People like the New York Times’ Paul Krugman who want the government to spend a ton more money on all sorts of things often seem to think that this will be done outside the reach of the special interests. When Krugman noticed what he thought was cronyism in the UK’s stimulus push, he called it, laughably, “a new wrinkle in policy that I hereby dub Crony Keynesianism.”

Does Krugman think 2009 stimulus money wasn’t directed to well-connected special interests by both Congress and the executive branch? Doe his minions believe cash-for-clunkers and cash-for-caulkers weren’t shaped and pushed mostly by the groups benefitting from them? Do they also not count the government-employee unions as special interests?
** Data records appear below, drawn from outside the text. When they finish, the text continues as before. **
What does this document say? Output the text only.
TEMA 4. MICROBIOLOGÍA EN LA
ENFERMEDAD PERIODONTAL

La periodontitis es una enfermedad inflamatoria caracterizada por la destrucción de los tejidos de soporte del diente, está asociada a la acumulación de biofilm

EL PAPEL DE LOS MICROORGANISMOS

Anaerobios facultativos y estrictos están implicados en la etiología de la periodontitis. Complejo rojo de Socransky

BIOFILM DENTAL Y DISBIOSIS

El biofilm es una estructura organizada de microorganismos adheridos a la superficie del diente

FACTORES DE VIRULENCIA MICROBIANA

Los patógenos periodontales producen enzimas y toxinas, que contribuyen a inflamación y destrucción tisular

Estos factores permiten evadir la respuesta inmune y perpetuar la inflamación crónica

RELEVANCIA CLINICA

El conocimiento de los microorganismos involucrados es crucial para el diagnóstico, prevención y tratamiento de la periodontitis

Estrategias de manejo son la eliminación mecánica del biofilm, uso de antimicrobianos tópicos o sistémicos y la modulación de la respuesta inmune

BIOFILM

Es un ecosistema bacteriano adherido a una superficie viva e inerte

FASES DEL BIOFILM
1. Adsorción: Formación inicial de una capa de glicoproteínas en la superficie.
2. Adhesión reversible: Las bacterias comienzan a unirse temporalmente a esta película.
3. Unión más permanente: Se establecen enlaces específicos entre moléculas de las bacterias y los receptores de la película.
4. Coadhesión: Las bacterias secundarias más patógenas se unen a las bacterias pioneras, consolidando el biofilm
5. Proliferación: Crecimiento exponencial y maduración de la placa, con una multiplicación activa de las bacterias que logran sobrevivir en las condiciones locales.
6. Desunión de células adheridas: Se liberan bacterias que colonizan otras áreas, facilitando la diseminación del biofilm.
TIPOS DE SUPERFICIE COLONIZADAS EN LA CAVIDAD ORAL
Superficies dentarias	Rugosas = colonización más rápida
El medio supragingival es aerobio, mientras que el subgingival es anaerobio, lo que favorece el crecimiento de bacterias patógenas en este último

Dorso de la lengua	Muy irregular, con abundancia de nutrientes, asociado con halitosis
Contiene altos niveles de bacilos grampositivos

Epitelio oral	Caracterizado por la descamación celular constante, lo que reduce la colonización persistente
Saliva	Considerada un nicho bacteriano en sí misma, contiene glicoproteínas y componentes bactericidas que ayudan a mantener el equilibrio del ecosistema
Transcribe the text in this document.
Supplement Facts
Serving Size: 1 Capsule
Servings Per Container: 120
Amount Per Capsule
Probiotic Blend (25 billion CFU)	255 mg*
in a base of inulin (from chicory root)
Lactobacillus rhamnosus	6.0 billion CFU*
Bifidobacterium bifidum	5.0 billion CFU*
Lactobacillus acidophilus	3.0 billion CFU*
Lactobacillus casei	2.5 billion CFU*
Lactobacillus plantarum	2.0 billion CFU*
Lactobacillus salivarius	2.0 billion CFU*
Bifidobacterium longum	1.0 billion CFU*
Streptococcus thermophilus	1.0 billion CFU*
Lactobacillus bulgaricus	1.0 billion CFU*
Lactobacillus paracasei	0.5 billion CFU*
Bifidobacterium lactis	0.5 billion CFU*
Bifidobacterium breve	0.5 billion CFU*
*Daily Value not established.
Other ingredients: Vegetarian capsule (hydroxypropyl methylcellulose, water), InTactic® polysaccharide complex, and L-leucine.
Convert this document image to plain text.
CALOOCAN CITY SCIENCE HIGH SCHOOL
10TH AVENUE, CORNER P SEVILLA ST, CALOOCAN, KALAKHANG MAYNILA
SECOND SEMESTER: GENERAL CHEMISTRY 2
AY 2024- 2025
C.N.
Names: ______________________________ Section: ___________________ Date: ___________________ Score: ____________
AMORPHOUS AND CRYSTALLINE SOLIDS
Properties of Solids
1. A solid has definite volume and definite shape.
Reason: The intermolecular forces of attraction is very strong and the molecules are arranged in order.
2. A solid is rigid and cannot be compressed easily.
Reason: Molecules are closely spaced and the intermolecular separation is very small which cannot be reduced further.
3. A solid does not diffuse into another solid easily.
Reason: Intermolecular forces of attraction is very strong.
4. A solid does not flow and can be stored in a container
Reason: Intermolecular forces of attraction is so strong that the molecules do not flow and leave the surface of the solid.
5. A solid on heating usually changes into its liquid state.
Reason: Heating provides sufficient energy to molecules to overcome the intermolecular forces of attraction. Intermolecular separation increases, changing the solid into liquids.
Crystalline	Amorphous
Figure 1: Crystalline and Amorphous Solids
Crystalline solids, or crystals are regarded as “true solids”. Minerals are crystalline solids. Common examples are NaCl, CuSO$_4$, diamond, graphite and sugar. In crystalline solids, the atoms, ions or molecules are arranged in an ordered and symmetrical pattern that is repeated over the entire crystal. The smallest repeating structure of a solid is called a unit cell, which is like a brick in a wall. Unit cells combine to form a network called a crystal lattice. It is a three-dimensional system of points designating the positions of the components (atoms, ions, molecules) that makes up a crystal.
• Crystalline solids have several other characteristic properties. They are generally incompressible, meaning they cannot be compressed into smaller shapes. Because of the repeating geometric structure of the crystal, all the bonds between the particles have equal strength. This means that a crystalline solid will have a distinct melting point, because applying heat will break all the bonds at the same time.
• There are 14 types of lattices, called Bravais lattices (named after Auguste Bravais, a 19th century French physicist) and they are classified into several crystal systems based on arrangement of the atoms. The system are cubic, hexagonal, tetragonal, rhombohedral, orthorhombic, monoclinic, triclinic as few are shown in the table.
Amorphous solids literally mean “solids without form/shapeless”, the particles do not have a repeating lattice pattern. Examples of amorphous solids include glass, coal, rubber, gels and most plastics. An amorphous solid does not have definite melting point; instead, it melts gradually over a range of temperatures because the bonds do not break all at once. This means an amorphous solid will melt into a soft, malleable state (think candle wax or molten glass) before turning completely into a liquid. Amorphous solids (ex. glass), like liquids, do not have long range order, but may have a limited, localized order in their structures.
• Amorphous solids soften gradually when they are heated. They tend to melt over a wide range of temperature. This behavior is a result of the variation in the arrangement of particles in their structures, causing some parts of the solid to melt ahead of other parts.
It’s not about Obama. It’s about government spending. When government spends money, it generally ends up in the hands of those with political connections.

Krugman, and everyone else who both (1) minds corruption and cronyism, but (2) still supports more government spending, should read this essay by James DeLong at the American.

One highlight:

As government has grown, its functions have necessarily been divided and delegated to subunits. These become juicy targets for capture, and “welfare state” also means one in which pieces of the government are parceled out among various special interests, with each then allowed to use the power of its captive to promote private agendas through spending, regulation, taxation, and law. What we have created is not really a welfare state, it is a “Big SIS,” with SIS standing for “Special Interest State.”

DeLong is publishing a book on this, and I want to read it. I think DeLong goes easy on the corporatists — the regulatory robber barons and the subsdy sucklers — in this essay. I think big business is the primary bad guy when it comes to increasing government in the special interest and against the public interest.